Egypt’s CIB: Transfers abroad well below estimates

Egypt's Commercial International Bank (CIB) said on Tuesday the amount of money its clients transferred abroad because of political unrest was only 25 percent of what it had been preparing for.

Banks had been bracing for huge transfers as foreign investors and Egyptian businessmen fled from the political uncertainty that has gripped Egypt since anti-government protests erupted on 25 January.

Traders said investors transferred hundreds of millions of dollars out of the country on 26 and 27 January, prompting the central bank to shut the country's banks for a full week.

The central bank has once again closed banks following a series of strikes by workers angered by low wages and poor working conditions and emboldened by the ousting of President Hosni Mubarak on Friday.

"The transfers abroad were way below our forecasts and expectations. They were only around 25 percent of our early estimates," CIB Chairman Hisham Ezz El Arab told Reuters, without giving figures.
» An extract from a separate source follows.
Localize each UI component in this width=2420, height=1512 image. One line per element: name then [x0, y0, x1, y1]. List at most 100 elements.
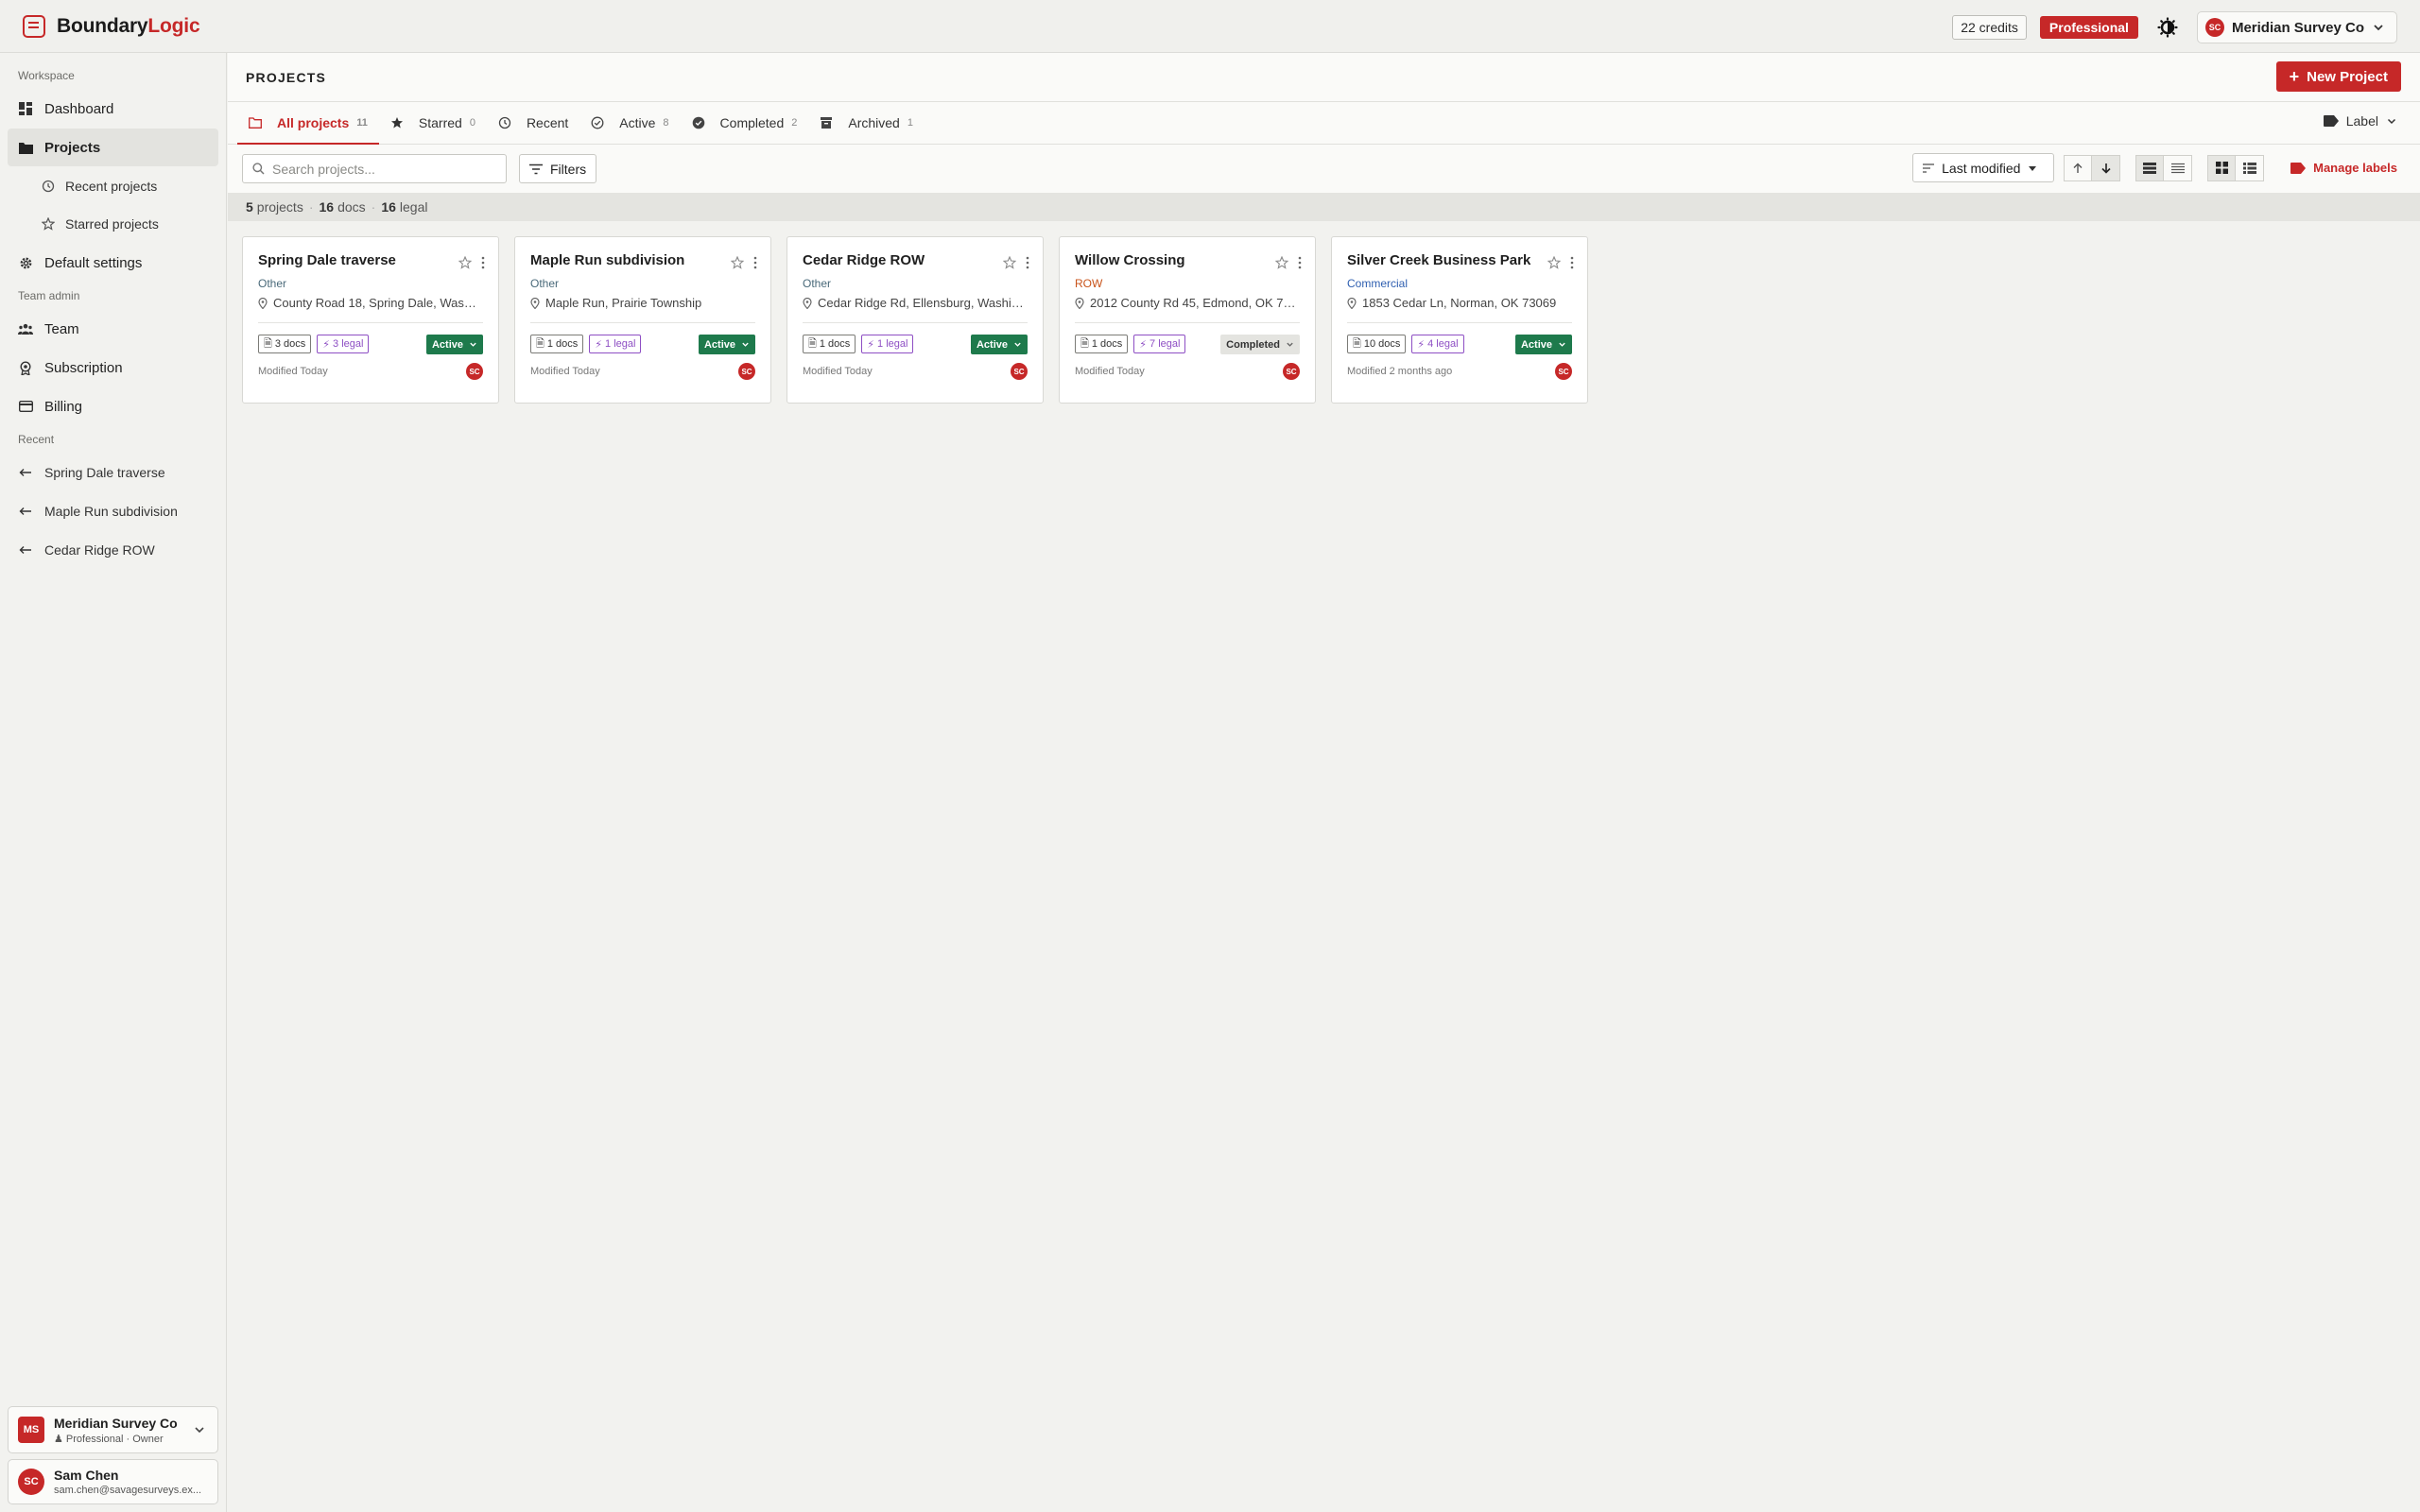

Currency traders said more capital flight could be coming once the country's stock exchange reopens after having been closed since 27 January.

"I think this news on transfers should be taken with a pinch of salt, since the bourse has been closed since the beginning of the crisis," a currency trader based outside of Egypt said.

Ezz El Arab said the central bank had not put pressure on his bank to buy treasury bills at auctions over the last two weeks. Analysts had expected that Egypt's political unrest would dampen demand for T-bills.